Un texte de Laurent Carle
Psychologue scolaire




L’authenticité et la crédibilité d’une information viennent de la possibilité de la vérifier dans les lieux où la rumeur la situe, non de ce qu’elle est admise comme vraie par la majorité de l’opinion. Soit le fait social dont on parle est isolé en un lieu précis, dans un petit groupe et en faible quantité, soit il s’observe avec régularité dans la totalité d’une communauté. Une hirondelle ne fait pas le printemps, la pluie bretonne n’arrose pas le midi de la France, le soleil de plomb provençal ne dissipe pas les brumes du Nord. Pourtant, les justiciers sans peur et sans reproche de l’institution scolaire, les Gardiens du Temple, dénoncent avec obstination la faute de la globale : empêcher les petits Français d’apprendre à lire sur tout le territoire national. Ces redresseurs de tort réclament des sanctions contre une méthode que, telle l’Arlésienne, ils n’ont jamais vue mais qui existe... selon une rumeur de source sûre. Des instituteurs clandestins, bien cachés dans des écoles de lande et de maquis, répandraient la dyslexie (trouble de la “lecture” des lettres et de la “fusion” syllabique) à l’ensemble de la population française. L’opinion publique dont les sources d’information plongent dans la pensée magique plutôt que dans l’exercice de la raison a besoin d’un bouc-émissaire pour nourrir ses fantasmes.

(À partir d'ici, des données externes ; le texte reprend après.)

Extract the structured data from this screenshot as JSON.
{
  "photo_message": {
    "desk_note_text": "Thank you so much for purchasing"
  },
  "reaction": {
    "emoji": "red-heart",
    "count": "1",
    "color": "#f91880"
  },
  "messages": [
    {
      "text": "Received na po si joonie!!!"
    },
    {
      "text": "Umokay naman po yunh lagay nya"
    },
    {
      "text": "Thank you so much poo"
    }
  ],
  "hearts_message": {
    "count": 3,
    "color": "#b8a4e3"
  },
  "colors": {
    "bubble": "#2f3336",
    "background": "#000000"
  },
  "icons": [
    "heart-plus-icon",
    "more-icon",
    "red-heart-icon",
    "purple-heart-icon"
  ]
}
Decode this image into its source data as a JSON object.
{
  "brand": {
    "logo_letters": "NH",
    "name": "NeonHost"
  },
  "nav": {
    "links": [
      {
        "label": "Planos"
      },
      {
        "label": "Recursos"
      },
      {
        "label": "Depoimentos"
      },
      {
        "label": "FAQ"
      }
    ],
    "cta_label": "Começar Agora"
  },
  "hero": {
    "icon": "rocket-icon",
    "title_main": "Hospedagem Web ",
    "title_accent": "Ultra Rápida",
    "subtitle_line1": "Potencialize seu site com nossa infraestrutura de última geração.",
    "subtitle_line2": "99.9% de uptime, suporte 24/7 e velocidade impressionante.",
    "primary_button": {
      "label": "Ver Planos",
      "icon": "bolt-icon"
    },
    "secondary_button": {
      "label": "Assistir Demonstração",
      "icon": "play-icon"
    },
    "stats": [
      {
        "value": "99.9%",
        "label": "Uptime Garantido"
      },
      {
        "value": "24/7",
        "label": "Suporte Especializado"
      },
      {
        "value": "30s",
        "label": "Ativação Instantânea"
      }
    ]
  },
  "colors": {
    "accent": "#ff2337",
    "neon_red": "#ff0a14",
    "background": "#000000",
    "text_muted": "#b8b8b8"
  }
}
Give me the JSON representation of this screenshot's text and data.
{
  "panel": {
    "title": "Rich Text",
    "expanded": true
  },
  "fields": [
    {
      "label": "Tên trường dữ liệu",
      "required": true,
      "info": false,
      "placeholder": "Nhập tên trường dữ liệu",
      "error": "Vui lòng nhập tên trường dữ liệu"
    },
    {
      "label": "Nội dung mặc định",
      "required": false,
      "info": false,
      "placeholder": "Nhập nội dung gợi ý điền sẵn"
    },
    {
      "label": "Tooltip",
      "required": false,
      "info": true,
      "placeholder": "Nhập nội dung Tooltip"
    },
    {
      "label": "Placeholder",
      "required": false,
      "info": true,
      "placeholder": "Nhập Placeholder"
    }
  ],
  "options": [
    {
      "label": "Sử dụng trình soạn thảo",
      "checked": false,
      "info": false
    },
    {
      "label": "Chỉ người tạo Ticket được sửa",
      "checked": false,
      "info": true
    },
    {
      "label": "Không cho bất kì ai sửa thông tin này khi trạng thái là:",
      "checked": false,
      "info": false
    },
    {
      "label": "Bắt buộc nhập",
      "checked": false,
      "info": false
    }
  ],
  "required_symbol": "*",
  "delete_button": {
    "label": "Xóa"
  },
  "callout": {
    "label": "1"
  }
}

Cependant, les plus nombreux, qui travaillent scrupuleusement, partout, au grand jour, dans le respect de la tradition scolaire, pratiquent avec conviction les méthodes qui enseignent le b a, ba, c’est-à-dire la correspondance phonographique entre phonèmes et graphèmes, le bruit de la lettre, la lecture à l’unité, qu’elles soient syllabiques, phonémiques, phonétiques, phono-mimiques, gestuelles, grapho-phonologiques, orthophoniques. Toutes fondées sur le postulat que c’est le son qui donne le sens. L’oreille serait le canal incontournable de l’intelligence des textes écrits, messages visuels dont la spécificité est d’être insonore. C’est pourquoi les sourds ne sauraient apprendre à lire. De la maternelle au lycée et à l’université chacun pense qu’elles sont très efficaces, ces méthodes synthétiques qui assemblent des unités élémentaires pour construire des mots (même des mots inconnus), qui transmettent aux enfants les règles du déchiffrage, comme préalable à la compréhension de l’écrit, à travers des leçons méthodiques de lecture. Elles sont parfaites. On ne saurait s’en passer.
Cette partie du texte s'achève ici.